Laura Caillouet-Weiner remembers walking down the hall at Jefferson Elementary School as a student teacher in the spring of 1981. Then-Principal Richard Sears stopped her and asked, “What are you going to do next fall?”
Caillouet-Weiner shrugged at the obvious question. She’d recently graduated from Emporia State University. “Get a job.”
“Second, third or fifth?” he asked.
She’d considered none of those options. She had planned to be a home economics teacher, but the world was shifting away from traditional homemaking classes. Maybe she’d be a middle school teacher instead. Her parents thought she’d be a good elementary teacher.
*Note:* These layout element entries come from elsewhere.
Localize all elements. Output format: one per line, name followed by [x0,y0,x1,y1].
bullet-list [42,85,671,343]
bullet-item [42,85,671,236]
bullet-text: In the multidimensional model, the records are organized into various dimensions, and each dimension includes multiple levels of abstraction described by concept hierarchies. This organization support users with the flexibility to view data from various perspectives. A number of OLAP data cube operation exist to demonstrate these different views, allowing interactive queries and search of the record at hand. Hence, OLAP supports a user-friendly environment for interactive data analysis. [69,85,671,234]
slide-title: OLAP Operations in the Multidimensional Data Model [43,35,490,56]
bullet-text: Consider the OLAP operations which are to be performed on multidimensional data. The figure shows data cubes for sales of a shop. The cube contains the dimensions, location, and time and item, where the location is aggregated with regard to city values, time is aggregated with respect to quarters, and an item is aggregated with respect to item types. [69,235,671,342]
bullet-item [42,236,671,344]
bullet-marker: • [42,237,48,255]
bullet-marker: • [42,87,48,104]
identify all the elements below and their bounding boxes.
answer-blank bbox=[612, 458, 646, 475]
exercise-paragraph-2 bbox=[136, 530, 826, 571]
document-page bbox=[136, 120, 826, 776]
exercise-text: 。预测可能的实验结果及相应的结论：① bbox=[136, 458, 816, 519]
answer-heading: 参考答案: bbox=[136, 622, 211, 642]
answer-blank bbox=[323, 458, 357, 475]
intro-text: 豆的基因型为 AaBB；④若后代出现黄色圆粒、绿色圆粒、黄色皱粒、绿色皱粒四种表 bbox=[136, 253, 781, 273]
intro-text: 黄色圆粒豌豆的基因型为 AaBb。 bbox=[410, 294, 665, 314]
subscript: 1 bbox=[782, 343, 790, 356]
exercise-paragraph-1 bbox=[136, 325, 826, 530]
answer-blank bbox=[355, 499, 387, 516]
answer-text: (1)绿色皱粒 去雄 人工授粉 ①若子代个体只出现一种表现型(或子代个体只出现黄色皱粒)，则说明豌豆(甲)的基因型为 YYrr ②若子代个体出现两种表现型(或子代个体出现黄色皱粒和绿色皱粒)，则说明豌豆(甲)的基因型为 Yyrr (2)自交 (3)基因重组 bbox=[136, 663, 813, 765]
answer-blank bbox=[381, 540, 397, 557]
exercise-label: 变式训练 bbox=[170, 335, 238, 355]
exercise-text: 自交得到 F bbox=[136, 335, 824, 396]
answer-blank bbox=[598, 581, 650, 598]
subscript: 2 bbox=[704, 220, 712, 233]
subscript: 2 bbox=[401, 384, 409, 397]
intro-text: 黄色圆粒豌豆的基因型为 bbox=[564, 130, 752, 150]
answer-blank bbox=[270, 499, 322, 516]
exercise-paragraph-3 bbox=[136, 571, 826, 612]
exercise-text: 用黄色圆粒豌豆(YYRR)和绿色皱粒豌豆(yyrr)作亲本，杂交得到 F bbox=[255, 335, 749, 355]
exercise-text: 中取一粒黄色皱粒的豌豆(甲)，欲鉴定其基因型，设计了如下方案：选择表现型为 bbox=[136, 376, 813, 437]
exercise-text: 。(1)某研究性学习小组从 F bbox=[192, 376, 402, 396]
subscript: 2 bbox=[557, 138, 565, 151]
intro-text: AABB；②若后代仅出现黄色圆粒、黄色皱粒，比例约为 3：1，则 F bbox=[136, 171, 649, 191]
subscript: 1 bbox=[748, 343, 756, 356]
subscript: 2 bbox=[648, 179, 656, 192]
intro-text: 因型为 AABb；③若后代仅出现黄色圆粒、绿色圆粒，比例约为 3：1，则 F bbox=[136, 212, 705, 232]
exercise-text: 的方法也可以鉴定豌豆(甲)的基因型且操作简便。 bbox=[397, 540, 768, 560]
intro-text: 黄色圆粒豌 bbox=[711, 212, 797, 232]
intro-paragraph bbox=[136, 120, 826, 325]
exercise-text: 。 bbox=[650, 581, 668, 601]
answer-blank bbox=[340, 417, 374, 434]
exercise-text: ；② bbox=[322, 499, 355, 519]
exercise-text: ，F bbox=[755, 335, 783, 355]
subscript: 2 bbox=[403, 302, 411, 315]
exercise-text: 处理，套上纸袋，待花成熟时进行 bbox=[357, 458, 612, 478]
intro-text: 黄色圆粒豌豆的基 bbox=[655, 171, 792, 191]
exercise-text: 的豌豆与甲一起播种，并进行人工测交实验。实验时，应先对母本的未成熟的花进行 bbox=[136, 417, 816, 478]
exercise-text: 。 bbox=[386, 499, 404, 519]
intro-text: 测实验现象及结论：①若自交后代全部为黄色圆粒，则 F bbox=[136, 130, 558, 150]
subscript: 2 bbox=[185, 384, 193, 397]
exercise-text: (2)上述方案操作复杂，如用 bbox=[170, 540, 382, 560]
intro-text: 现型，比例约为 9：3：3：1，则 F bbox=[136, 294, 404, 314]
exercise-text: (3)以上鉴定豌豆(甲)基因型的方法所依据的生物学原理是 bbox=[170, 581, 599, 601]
A year of student teaching first-graders with Marge Norman opened her mind to the possibility of working with young children.
“They’re just starting to learn how to be independent,” she said. She enjoyed watching students blossom and discover themselves.
On that fateful afternoon, she picked second grade.
Forty-two years later, Caillouet-Weiner said goodbye to teaching.
Counting an average of 20 students per year, about 840 7- and 8-year-olds have passed through her classroom. For more than four decades, she’s taught them to read, write and do math. She taught philosophies and skills she hopes her students will carry with them the rest of their life: Be respectful. Be responsible. Be trustworthy. Be kind.
A poster on the wall, “My School Pledge,” reminds students: “I am here to learn all I can, to try my best and be all I am.”
CAILLOUET-WEINER spent nearly all of her teaching years at Jefferson.
She never left second grade. She wanted to, once. Jefferson had an opening for a teacher at another grade level, and she told former Principal Ken McGuffin, “I might like to try another grade.”
“No, you’re suited for this level,” he told her.
So she stayed. And stayed.
She became part of “the Jefferson gang,” with longtime teachers such as the “Lindas” (Johnson, Garrett, Brocker), along with Vickie Tholen, Daryl Sigg and others.